One of those things I began thinking about what I wanted to do with my life now. I started thinking, dreaming, planning things out, you know, setting goals, the adult thing to do. Of course, I hit the same four walls that I kept hitting for years; I put far too much thought into whatever I had an idea for and before you know it, the dream was nothing more than a fleeting idea.
Gone before it ever began.
It made me think about how it was when I was younger and how I would fearlessly jump on that wave of energy and ride it out until I achieved what I wanted.
All that mattered was that I had to really want it. I made the mental connection; the idea. But it was heart and soul connection to my desire that were the motivators. They were fire and fuel I needed to make that desire come to be.

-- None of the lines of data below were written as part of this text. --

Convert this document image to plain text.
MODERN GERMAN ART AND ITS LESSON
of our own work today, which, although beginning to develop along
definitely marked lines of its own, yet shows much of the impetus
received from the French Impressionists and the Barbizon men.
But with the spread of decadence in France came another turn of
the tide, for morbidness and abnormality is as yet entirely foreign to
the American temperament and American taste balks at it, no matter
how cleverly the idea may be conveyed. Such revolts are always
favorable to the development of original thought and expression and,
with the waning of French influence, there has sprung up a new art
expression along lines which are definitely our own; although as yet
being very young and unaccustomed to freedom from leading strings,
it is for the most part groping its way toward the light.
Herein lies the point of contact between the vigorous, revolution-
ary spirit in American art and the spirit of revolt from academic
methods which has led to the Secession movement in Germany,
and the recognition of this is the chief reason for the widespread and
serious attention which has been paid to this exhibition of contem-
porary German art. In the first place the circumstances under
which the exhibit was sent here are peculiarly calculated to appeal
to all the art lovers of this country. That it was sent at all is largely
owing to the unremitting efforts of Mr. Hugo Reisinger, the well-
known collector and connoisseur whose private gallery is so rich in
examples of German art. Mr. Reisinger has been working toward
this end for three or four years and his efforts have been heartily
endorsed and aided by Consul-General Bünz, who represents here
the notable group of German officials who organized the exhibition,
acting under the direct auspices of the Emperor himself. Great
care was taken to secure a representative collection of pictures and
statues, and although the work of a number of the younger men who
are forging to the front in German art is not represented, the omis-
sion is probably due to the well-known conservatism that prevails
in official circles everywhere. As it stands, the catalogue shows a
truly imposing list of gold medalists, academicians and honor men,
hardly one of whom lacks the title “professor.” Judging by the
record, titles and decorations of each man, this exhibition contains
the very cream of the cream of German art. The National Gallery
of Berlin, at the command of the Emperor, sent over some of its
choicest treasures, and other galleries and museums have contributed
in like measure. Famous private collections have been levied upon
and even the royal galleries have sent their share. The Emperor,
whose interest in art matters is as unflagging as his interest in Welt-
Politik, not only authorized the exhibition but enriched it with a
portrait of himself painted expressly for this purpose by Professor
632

Let me say for the record that I’m not against goal-setting. Goal-setting is good. It’s all the plotting, planning and research that kills the dream before it ever has a chance to be born.
Dreams are made to be lived, to be made manifest in this reality. Not just dreamed about taking up head space and putting a hopeless desire in ones heart.
It’s time to wake up and be the dream instead of the dreamer dreaming dreams.
That quote was inspired my thoughts today looking around at others doing what they love and living their dreams. I remembered what it was like when I was doing instead of dreaming. I didn’t ask questions, I knew what I wanted and I just did it.
The how wasn’t really important, only the result was. Now of course, I’m not so blind to the real world and naturally, I have to give a little thought to the how because it is somewhat important. There are boundaries I won’t cross in getting what I want. Aside from those things though, little energy is put into the wondering how I’m going to do it and instead, is being channeled into becoming the dream.
I’m daring to step out into the unknown, following where my dreams take me. Some might find this “Throw caution to the wind” attitude careless.
From my own personal journey recently, I have come to believe that it’s far more careless not to! It’s careless and irresponsible and even reckless not to follow the true desires of our own soul and instead become willing victims of others expectations of our lives.
It’s safe, this is true. You might even grow old being very happy but always looking back with regret wondering, “What if I had….?”
But you didn’t.
Live for today. There is no tomorrow until it’s here. There is no future; you’re living it right now.
You might as well be living your dream.